Neuroblastoma is a cancer of the sympathetic nervous system. It accounts for 5%-7% of all childhood malignancies; about 1 in 6000 children will be diagnosed with neuroblastoma by the age of five. Neuroblastoma is a solid, malignant tumor which manifests as a lump or mass in the abdomen or around the spinal cord. Treatment will be determined by many factors, including the stage of the disease at diagnosis and your child's age. Neuroblastoma is often present at birth, but is most often diagnosed much later when the child begins to show symptoms of the disease.
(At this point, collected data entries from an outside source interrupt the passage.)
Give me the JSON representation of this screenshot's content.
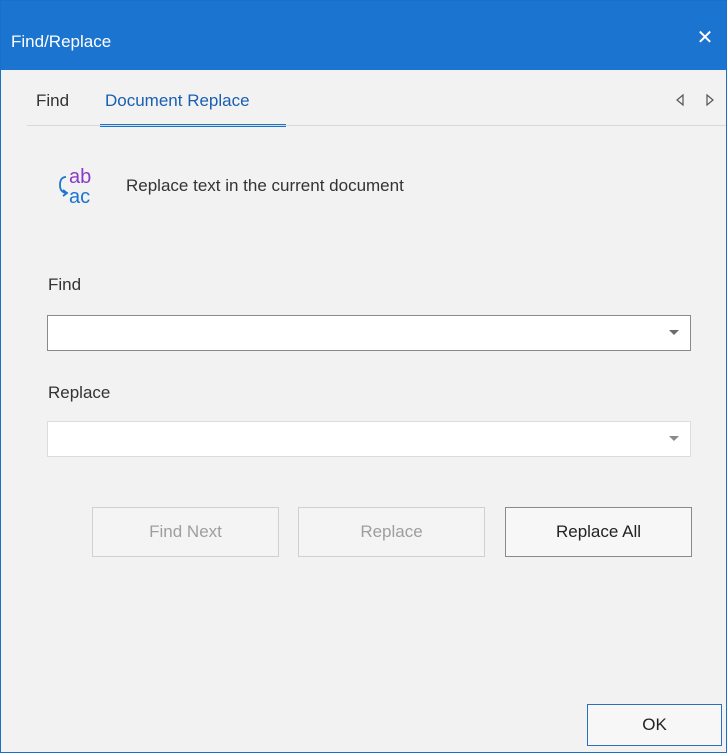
{
  "window": {
    "title": "Find/Replace",
    "close_glyph": "✕",
    "accent_color": "#1b74d0"
  },
  "tabs": {
    "items": [
      {
        "label": "Find",
        "selected": false
      },
      {
        "label": "Document Replace",
        "selected": true
      }
    ],
    "prev_icon": "triangle-left-icon",
    "next_icon": "triangle-right-icon"
  },
  "header": {
    "icon": "replace-text-icon",
    "icon_top_text": "ab",
    "icon_bottom_text": "ac",
    "description": "Replace text in the current document"
  },
  "find": {
    "label": "Find",
    "value": "",
    "placeholder": ""
  },
  "replace": {
    "label": "Replace",
    "value": "",
    "placeholder": ""
  },
  "buttons": {
    "find_next": {
      "label": "Find Next",
      "enabled": false
    },
    "replace": {
      "label": "Replace",
      "enabled": false
    },
    "replace_all": {
      "label": "Replace All",
      "enabled": true
    },
    "ok": {
      "label": "OK",
      "enabled": true
    }
  }
}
The average age at diagnosis is two. About 25% of newly diagnosed neuroblastomas are found in children under the age of one. This age group has the best prognosis, with cure rates as high as 90%. It is not yet known why children under the age of one do so much better.

Neuroblastoma begins in neuroblasts — immature nerve cells that a fetus makes as part of its development process in the womb. As the fetus matures, neuroblasts eventually turn into nerve cells and fibers and the cells that make up the adrenal glands. The majority of neuroblasts mature by birth, though studies have found a small number of immature neuroblasts in newborns. In most cases, these neuroblasts will mature or disappear. Others, however, form a tumor — a neuroblastoma.

It isn't clear what causes the initial genetic mutation that leads to neuroblastoma. However, because neuroblastoma usually affects very young children, researchers believe the mutation occurs during pregnancy, or possibly even before conception.